When it comes to adults who experienced corporal punishment and/or ‘tough love’ tactics it seems that a sizeable majority (don’t really have any ideas about the numbers), express very strong opinions of approval; ‘I hated it as a child but I love my parents/teachers/authority figures now for it’, ‘It isn’t abuse, its just discipline. Every kid needs it.’
Now I don’t doubt that some physical forms of child rearing may be effective in circumstances, however where is the line drawn? People who experience sexual abuse and domestic violence (mainly adult women) from trusted individuals report justifying their actions with feelings of guilt and sympathy for their victims. 'If I behaved better he/she wouldn’t have to resort to molesting me ‘Everyone goes through problems. I just need to get over it, it’s not that bad.’
Even going back to my days in secondary school, I remember a few teachers in my school who were quite aggressive and strict (in the noughties not the old day of the 50s) that two students killed themselves and left a note saying that they couldn’t deal with the pressure.
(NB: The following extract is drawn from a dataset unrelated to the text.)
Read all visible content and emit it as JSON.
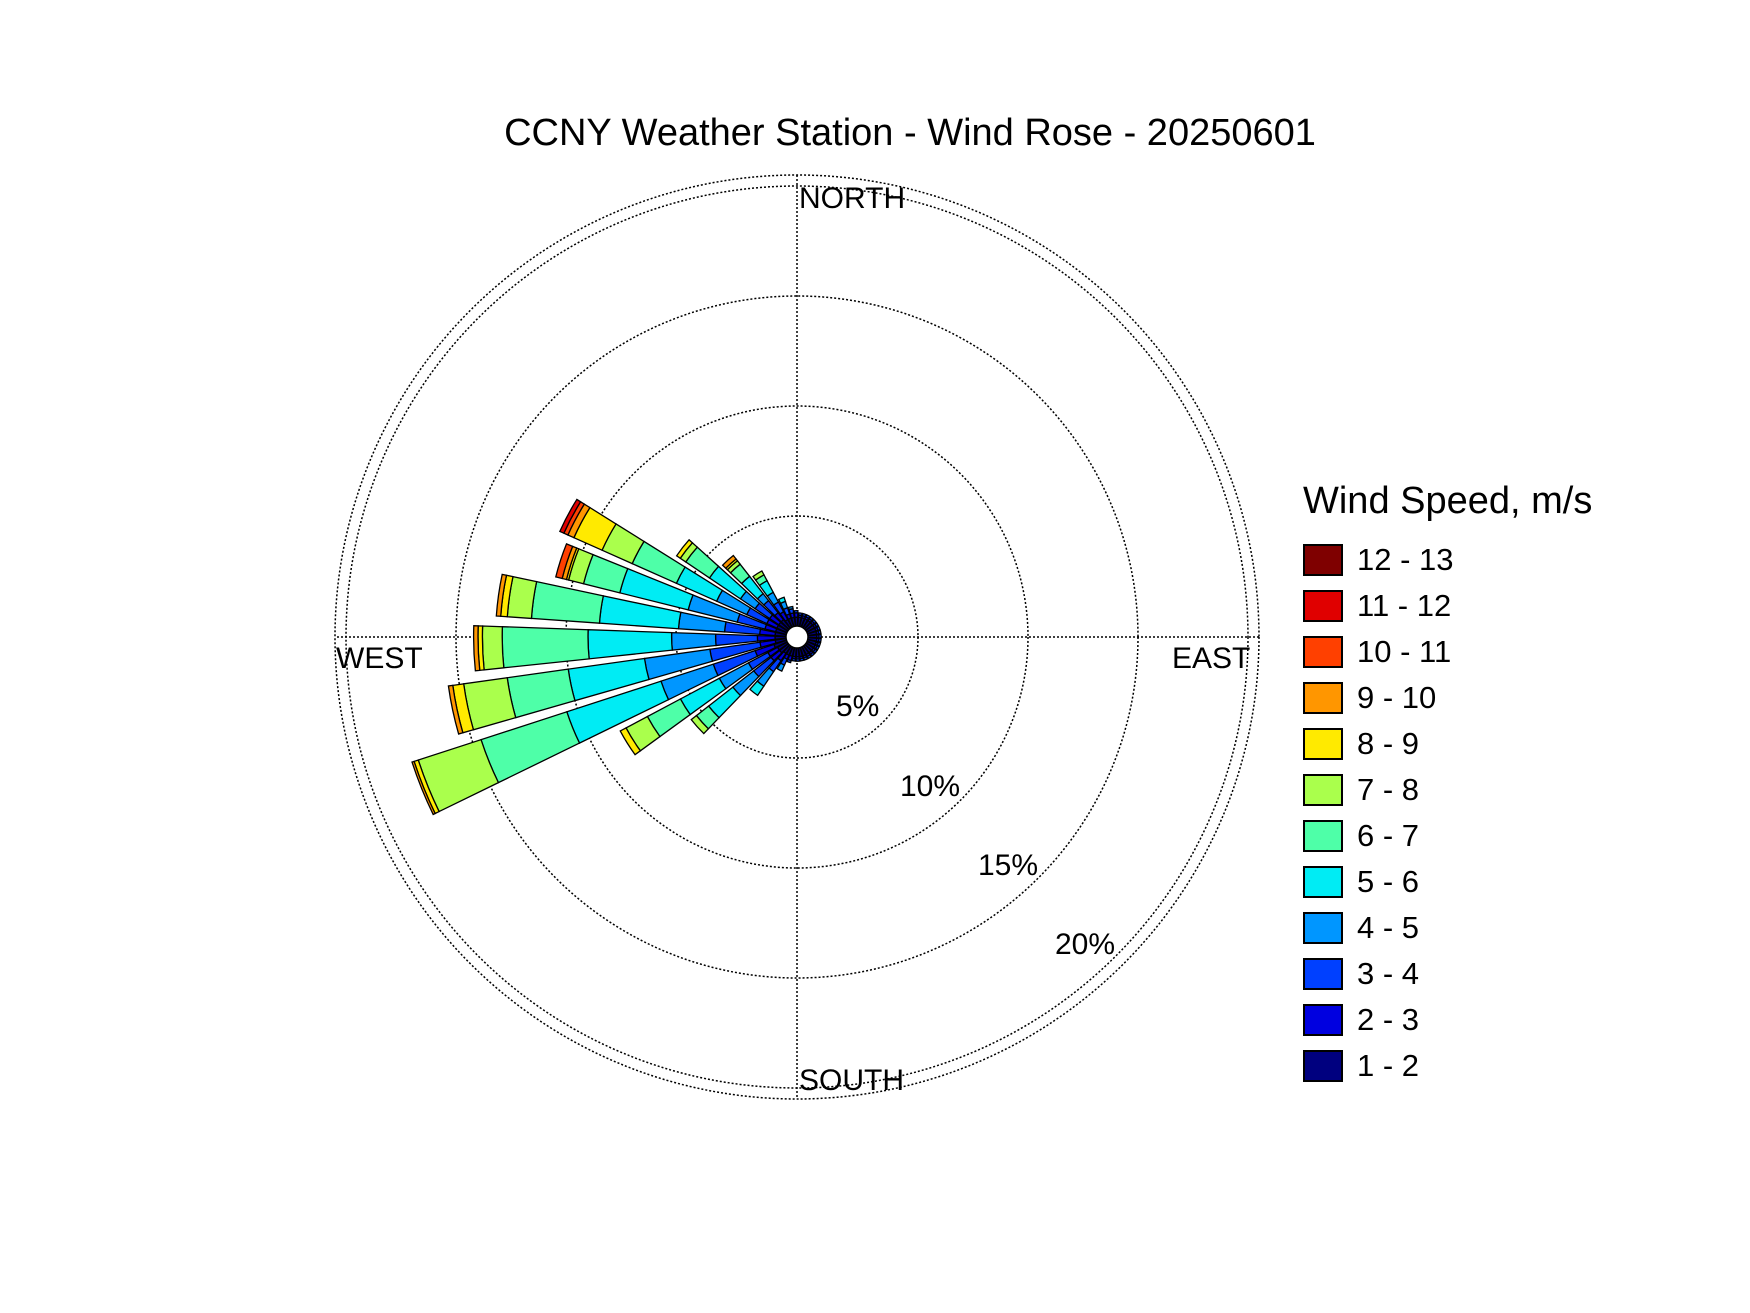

A lot of students were shocked but after graduation quite a number just brushed it off as mental problems as opposed to the kids being in stressful environments. According to one kid, ‘Sometimes teachers just need to do what they need to, even if it causes some people to kill themselves.’
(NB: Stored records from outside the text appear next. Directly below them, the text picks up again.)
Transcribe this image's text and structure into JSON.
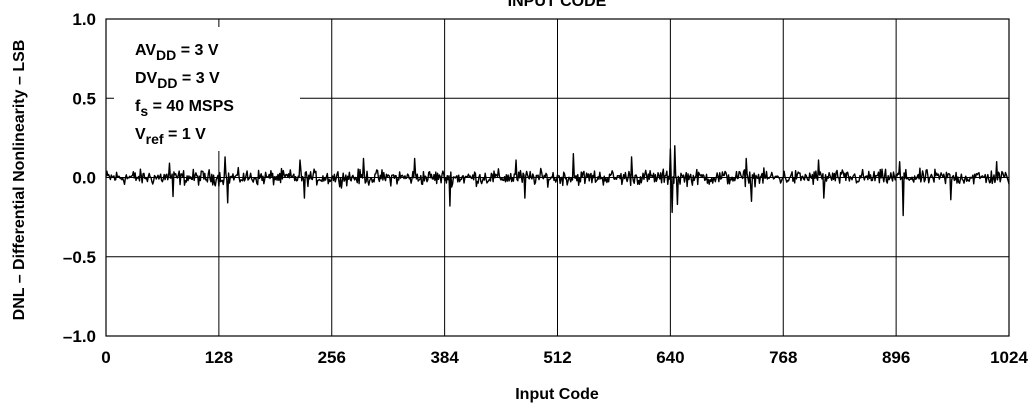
{
  "chart_data": {
    "type": "line",
    "title": "INPUT CODE",
    "xlabel": "Input Code",
    "ylabel": "DNL – Differential Nonlinearity – LSB",
    "xlim": [
      0,
      1024
    ],
    "ylim": [
      -1.0,
      1.0
    ],
    "x_ticks": [
      "0",
      "128",
      "256",
      "384",
      "512",
      "640",
      "768",
      "896",
      "1024"
    ],
    "y_ticks": [
      "1.0",
      "0.5",
      "0.0",
      "–0.5",
      "–1.0"
    ],
    "grid": true,
    "legend": "none",
    "annotations": [
      {
        "main": "AV",
        "sub": "DD",
        "rest": " = 3 V"
      },
      {
        "main": "DV",
        "sub": "DD",
        "rest": " = 3 V"
      },
      {
        "main": "f",
        "sub": "s",
        "rest": " = 40 MSPS"
      },
      {
        "main": "V",
        "sub": "ref",
        "rest": " = 1 V"
      }
    ],
    "series": [
      {
        "color": "#000000",
        "x_start": 0,
        "x_step": 1,
        "noise_amplitude": 0.07,
        "spikes": [
          {
            "x": 72,
            "y": 0.09
          },
          {
            "x": 76,
            "y": -0.12
          },
          {
            "x": 135,
            "y": 0.13
          },
          {
            "x": 138,
            "y": -0.16
          },
          {
            "x": 220,
            "y": 0.11
          },
          {
            "x": 225,
            "y": -0.13
          },
          {
            "x": 292,
            "y": 0.12
          },
          {
            "x": 350,
            "y": 0.12
          },
          {
            "x": 390,
            "y": -0.18
          },
          {
            "x": 465,
            "y": 0.11
          },
          {
            "x": 475,
            "y": -0.13
          },
          {
            "x": 530,
            "y": 0.15
          },
          {
            "x": 596,
            "y": 0.13
          },
          {
            "x": 640,
            "y": 0.18
          },
          {
            "x": 642,
            "y": -0.22
          },
          {
            "x": 645,
            "y": 0.2
          },
          {
            "x": 648,
            "y": -0.17
          },
          {
            "x": 726,
            "y": 0.12
          },
          {
            "x": 732,
            "y": -0.15
          },
          {
            "x": 808,
            "y": 0.11
          },
          {
            "x": 814,
            "y": -0.13
          },
          {
            "x": 900,
            "y": 0.1
          },
          {
            "x": 904,
            "y": -0.24
          },
          {
            "x": 958,
            "y": -0.14
          },
          {
            "x": 1010,
            "y": 0.1
          }
        ]
      }
    ]
  }
}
Of course some think its ridiculous to make comparisons between sexual abuse and beating a child but is it really? I’ve found when discussing with some people who have experience with that their is some reluctance to admit that it may have been a bad thing (especially with the latter.) Do you think there’s a reasonable comparison to be made?
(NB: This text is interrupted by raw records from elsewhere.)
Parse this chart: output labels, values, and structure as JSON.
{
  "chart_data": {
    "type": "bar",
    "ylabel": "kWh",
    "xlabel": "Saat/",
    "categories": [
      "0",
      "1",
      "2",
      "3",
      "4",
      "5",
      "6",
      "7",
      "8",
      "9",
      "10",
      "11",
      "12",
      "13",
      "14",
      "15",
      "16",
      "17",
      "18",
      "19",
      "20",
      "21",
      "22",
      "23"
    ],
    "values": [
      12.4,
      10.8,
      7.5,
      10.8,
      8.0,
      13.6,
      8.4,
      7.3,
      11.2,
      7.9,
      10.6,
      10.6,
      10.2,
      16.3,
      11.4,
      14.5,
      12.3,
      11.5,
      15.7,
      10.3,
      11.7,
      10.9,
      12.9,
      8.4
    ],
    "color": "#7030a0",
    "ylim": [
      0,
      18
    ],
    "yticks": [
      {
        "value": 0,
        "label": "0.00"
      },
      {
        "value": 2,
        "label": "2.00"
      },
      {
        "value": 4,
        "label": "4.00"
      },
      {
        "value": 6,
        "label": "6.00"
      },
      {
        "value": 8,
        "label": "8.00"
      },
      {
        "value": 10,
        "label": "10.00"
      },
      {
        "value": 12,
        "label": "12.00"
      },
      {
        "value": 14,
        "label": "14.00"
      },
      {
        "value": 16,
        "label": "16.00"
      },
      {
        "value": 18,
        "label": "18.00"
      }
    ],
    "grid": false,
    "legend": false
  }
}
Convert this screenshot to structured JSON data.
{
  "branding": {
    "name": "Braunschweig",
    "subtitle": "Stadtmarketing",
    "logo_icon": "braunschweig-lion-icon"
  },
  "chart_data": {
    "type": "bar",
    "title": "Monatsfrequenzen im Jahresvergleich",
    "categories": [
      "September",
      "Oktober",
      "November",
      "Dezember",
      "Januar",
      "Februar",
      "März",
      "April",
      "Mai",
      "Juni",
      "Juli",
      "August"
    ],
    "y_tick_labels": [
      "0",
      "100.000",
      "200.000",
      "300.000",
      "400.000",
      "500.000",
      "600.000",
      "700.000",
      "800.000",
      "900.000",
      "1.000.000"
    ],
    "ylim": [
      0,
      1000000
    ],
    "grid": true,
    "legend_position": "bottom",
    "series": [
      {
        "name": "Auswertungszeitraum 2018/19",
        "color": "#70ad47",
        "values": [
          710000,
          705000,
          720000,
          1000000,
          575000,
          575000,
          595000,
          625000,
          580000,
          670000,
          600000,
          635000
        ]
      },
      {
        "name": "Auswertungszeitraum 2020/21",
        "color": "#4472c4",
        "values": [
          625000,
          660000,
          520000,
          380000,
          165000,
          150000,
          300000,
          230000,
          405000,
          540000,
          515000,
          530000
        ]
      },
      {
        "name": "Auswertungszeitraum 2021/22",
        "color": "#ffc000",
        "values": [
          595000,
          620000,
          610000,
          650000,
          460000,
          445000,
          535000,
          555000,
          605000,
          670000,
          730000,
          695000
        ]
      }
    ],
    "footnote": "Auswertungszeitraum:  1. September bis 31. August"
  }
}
Nah: a lot of them are just miserable old brutes.
Without a doubt, some spanking advocates have been Stockholmed, as the OP postulates.
That being said, some spanking opponents (not the OP, but others) frequently use a roundabout moving-the-goalposts fallacy:
“Spanking is bad. Just look at all the people who were spanked, and now oppose it today.”
“But I was spanked as a kid, and I think I was better because of it.”
“That just means you’re brainwashed, and PROVES my point that spanking is bad!”*
Is Stockholm syndrome a bad thing in a family? This morning I put clothes on a toddler and drove him to school. Do we now have a shared bond developed due to my abuse.
I think there are a number of different things that are going on here.
Stockholm syndrome as I understand it results from a coping mechanism for conditions under which it is necessary for the abused to rely soley on the abuser for basic needs and security, even if in this case security only means a temporary halting of the beatings. In this case the abused will try to ingratiate themselves to the abuser in order to better meet their needs, and then internalize that ingratiation into positive feelings towards the abuser. This can definitely happen in cases of domestic violence and child abuse, and may explain why many victims have difficulty leaving their abusers, but it generally comes from a feeling of helplessness and low self esteem. Your example of 'If I behaved better he/she wouldn’t have to resort to molesting me ‘Everyone goes through problems. I just need to get over it, it’s not that bad.’ could certainly come from such a mind set but I think you other examples arise from a different set of psychological circumstances.
Your example of “my parents/teacher beat me and I’m better for it” sounds more like its coming from the direction of Effort justification. Having suffered the abuse and given the choice between thinking that the suffering served no purpose, versus the possibility that it in some way benefited them, many people will choose the latter.
In terms of abusers going on to abuse others, I think there are two things going on. The first is that for those who were raised abusively, abusive parenting techniques may be the only ones they know. So that people who were slapped for crying as a kid, may assume that the proper thing to do when a kid cries is to slap them. Secondly, abusing others is a way to take back some of the power that you lost when you were abused. So if you were beaten or molested as a child you may feel justified to beat or molest someone else because now its your turn to be on the giving side rather than the receiving side.